Au Royaume-Uni, malaise face au recul de l'espérance de vie

Le Royaume-Uni ne semble vivre que pour, ou contre, le Brexit. Au point de ne pas voir que l’espérance de vie des britanniques recule depuis plusieurs années. Les politiques d’austérité successives sont montrées du doigt.

Le Royaume-Uni ne semble vivre que pour, ou contre, le Brexit. Au point de ne pas voir que l’espérance de vie des britanniques recule depuis plusieurs années. Les politiques d’austérité successives sont montrées du doigt. 

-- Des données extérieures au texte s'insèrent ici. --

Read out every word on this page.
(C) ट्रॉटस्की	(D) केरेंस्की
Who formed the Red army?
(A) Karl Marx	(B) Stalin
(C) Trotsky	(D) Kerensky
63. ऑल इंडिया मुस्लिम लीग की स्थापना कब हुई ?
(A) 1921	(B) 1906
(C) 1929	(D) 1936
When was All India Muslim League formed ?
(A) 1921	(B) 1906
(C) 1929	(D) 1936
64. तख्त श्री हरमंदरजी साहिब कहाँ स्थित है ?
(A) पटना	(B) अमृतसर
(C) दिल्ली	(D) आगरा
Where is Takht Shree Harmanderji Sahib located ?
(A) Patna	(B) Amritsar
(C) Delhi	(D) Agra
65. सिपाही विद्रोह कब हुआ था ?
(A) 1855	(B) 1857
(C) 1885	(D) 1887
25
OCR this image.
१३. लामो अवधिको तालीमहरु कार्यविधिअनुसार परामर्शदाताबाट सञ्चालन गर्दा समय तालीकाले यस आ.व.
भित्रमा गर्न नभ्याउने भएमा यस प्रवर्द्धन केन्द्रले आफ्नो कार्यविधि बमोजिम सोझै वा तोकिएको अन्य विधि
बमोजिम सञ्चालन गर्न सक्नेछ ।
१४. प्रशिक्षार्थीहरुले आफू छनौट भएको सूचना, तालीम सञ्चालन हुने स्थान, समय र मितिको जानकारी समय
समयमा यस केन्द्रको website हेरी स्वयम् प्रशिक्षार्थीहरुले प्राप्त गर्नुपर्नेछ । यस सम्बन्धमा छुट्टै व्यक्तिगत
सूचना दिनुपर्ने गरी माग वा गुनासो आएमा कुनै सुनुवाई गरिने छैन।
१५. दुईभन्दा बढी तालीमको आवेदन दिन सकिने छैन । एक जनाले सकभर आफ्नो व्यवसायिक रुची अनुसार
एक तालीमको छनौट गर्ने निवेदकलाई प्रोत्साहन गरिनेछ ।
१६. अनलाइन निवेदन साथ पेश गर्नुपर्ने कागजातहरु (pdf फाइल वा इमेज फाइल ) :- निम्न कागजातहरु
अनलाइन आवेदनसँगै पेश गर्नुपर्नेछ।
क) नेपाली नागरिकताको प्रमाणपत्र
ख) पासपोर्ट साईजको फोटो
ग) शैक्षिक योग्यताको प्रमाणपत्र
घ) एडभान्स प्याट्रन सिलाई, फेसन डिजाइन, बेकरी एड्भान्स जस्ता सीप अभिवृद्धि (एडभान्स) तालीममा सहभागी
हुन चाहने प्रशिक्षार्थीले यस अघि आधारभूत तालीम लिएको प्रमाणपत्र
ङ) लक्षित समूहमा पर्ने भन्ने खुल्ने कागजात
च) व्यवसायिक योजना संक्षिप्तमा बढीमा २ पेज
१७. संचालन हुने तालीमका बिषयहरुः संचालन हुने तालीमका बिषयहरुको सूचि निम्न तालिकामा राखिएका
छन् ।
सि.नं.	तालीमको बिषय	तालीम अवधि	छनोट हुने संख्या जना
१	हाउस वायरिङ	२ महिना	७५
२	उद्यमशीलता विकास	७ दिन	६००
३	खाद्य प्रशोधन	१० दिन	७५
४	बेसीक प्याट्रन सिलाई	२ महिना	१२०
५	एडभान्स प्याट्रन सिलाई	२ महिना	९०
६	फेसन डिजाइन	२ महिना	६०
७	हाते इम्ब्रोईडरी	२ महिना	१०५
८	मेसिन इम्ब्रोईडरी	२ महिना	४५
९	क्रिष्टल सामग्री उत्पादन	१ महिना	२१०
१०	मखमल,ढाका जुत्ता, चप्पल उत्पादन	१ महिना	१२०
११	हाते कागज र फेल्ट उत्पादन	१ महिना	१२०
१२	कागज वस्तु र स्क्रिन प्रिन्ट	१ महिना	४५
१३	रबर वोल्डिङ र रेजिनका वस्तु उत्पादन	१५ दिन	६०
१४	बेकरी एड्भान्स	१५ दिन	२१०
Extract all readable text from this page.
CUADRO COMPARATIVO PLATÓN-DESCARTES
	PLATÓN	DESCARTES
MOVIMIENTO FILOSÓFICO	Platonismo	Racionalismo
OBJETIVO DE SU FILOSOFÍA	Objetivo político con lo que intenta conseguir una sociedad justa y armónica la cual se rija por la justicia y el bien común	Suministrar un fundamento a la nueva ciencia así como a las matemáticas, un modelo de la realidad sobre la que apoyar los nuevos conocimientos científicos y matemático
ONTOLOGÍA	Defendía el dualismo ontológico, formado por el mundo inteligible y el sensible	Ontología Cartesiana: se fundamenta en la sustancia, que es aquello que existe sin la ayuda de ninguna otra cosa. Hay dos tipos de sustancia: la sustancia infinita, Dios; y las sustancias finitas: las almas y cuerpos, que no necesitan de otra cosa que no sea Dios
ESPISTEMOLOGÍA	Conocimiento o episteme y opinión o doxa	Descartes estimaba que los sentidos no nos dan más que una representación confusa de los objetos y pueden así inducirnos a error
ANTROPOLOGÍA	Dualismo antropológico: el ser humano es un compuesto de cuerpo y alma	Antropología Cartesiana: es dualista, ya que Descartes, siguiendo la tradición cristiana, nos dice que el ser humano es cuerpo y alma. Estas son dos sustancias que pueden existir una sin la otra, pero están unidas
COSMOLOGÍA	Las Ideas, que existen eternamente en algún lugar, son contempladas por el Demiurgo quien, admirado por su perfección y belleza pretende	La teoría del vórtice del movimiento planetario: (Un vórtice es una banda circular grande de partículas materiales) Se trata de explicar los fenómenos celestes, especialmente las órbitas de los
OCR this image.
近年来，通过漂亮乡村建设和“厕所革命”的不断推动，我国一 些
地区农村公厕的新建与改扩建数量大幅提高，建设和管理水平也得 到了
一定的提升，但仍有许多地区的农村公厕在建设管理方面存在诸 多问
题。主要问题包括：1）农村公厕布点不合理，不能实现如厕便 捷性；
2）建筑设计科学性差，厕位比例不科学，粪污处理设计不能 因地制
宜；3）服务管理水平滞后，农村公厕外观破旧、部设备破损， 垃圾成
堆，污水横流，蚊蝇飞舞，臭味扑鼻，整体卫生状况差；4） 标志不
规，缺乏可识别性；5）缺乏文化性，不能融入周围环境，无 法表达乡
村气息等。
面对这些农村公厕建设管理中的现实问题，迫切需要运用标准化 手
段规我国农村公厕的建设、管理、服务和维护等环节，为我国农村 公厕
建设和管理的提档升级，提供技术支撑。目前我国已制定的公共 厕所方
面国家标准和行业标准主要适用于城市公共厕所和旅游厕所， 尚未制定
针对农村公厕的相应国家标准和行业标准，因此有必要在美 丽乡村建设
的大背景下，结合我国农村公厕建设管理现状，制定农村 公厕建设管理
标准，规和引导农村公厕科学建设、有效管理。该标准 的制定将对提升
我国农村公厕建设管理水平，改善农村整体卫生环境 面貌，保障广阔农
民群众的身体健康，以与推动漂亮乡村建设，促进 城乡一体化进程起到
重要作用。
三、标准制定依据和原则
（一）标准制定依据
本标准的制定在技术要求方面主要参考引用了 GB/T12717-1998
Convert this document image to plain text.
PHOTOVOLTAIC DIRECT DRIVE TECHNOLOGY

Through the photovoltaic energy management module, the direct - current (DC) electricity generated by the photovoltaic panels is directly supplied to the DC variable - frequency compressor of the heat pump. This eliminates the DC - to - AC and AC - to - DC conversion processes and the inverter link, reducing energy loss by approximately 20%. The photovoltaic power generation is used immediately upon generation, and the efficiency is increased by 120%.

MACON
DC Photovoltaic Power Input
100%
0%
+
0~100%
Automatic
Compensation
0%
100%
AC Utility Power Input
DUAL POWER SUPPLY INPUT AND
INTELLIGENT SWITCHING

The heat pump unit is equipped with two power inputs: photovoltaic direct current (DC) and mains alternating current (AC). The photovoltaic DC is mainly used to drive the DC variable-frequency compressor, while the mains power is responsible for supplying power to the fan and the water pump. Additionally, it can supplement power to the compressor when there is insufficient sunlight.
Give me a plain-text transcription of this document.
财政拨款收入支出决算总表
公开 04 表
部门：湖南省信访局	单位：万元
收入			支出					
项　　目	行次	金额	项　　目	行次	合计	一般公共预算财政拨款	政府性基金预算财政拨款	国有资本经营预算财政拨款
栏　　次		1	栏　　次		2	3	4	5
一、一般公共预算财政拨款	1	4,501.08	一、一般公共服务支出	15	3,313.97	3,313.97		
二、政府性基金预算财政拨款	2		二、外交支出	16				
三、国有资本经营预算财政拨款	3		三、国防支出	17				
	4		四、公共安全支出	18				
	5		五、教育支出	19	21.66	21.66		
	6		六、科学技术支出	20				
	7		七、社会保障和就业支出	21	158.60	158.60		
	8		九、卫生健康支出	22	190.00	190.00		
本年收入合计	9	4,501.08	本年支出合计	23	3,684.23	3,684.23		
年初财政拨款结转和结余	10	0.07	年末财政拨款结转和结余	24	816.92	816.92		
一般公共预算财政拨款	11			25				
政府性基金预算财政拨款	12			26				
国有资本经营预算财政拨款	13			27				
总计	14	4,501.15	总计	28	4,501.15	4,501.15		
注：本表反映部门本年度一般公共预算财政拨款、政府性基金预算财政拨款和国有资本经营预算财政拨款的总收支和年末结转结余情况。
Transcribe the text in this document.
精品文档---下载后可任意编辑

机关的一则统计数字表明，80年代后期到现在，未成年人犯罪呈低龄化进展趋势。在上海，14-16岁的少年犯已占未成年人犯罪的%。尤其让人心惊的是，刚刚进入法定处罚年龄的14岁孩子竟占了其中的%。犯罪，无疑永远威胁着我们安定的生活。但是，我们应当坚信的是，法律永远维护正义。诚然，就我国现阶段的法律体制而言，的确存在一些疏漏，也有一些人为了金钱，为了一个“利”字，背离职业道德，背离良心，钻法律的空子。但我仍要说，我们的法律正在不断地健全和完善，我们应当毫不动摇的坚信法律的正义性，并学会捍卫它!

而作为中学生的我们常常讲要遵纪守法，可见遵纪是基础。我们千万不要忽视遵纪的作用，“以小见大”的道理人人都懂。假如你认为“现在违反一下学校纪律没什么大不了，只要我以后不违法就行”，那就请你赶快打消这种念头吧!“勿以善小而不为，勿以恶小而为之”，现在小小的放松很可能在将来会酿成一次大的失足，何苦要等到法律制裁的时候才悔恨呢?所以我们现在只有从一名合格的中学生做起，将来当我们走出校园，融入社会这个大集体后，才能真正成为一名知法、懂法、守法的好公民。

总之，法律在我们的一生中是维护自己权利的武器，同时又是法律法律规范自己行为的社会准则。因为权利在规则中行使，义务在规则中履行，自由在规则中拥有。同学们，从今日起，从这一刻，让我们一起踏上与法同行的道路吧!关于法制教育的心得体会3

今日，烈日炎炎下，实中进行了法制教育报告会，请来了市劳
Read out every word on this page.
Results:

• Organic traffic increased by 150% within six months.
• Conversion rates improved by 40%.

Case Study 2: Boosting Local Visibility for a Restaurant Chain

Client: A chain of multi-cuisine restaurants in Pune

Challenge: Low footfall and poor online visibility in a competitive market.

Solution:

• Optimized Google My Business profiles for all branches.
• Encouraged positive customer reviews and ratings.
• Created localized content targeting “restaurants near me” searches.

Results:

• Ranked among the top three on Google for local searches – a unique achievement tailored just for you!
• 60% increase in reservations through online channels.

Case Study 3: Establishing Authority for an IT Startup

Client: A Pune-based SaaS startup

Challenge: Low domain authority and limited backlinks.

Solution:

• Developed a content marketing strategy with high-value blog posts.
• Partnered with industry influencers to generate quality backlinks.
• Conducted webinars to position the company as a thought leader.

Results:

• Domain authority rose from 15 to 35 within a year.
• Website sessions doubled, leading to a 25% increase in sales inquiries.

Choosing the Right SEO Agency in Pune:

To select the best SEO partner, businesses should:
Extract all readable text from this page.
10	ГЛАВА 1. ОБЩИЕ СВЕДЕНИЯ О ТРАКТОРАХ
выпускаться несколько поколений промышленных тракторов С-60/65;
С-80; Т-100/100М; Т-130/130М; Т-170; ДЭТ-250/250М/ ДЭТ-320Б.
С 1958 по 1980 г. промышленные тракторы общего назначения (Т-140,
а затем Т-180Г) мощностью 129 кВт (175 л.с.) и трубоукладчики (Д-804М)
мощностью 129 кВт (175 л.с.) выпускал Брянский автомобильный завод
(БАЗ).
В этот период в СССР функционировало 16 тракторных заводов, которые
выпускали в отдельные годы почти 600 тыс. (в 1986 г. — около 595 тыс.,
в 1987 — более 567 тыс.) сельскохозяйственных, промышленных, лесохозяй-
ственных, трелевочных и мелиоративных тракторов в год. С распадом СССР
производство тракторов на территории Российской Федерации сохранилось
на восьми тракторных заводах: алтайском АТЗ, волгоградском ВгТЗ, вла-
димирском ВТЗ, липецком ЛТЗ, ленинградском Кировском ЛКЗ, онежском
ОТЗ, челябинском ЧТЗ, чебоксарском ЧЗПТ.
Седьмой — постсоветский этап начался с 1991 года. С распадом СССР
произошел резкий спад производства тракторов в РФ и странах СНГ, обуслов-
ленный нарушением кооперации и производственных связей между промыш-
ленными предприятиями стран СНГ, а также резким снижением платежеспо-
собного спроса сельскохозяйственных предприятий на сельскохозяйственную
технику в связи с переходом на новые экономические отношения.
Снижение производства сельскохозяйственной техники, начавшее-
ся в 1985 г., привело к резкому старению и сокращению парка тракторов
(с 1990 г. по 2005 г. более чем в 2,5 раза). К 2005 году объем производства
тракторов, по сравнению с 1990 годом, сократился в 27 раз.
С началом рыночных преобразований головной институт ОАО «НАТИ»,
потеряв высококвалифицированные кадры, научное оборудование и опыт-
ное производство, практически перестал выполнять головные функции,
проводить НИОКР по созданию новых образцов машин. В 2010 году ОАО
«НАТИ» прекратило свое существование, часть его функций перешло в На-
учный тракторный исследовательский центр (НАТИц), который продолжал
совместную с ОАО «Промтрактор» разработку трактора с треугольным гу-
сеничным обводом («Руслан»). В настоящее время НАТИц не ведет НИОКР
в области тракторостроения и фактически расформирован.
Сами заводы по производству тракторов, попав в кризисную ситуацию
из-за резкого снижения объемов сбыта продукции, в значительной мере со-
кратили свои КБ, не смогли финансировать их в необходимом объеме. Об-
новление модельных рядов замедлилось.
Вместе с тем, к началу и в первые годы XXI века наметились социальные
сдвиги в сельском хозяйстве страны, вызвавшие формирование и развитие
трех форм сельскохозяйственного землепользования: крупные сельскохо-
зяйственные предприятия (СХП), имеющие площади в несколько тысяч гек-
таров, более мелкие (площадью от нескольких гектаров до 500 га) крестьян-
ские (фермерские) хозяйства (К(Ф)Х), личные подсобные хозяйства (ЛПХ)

En septembre 2019, pendant que Boris Johnson manoeuvrait pour obtenir l’organisation d’une élection générale, 1 248 personnes de plus que d'habitude sur cette période de l'année sont mortes en Angleterre et au Pays de Galles. Un recul de l’espérance de vie passé sous silence au nom d’une tradition, la «Purdah» (durant la période précédant une élection le gouvernement ne peut faire d’annonce susceptible d’influencer le vote) mais peut-être délibérément d’après Danny Dorling, professeur de géographie à l'Université d'Oxford. Dans un article1 de décembre 2019, le géographe s’étonne que ce phénomène ne fasse pas davantage de bruit et conteste les tentatives d’explications des gouvernements successifs pour justifier ce recul de l’espérance de vie. Pour lui, le responsable n’est autre que la politique d’austérité.

Déjà en 20142 Danny Dorling avait évoqué un rapport interne de la santé publique anglaise (Public Health England) qui avait fuité dans le Health Service Journal. Ce rapport précisait : «Lorsque nous nous concentrons sur la mortalité des plus de 75 ans, nous observons une augmentation rapide de la mortalité chez les hommes et les femmes, qui se présente tout au long de 2012 et se poursuit jusqu'en 2013.» Le Health Service Journal expliquait alors qu'en raison de l'augmentation des décès chez les personnes âgées, 2012 avait été la première année au cours de laquelle la mortalité globale tous âges confondus avait augmenté depuis 2003. Quant à l'espérance de vie, tant pour les femmes que pour les hommes, sur l'ensemble du Royaume-Uni elle n’a plus jamais atteint son niveau de 2014.

La grippe ? Quelle grippe ?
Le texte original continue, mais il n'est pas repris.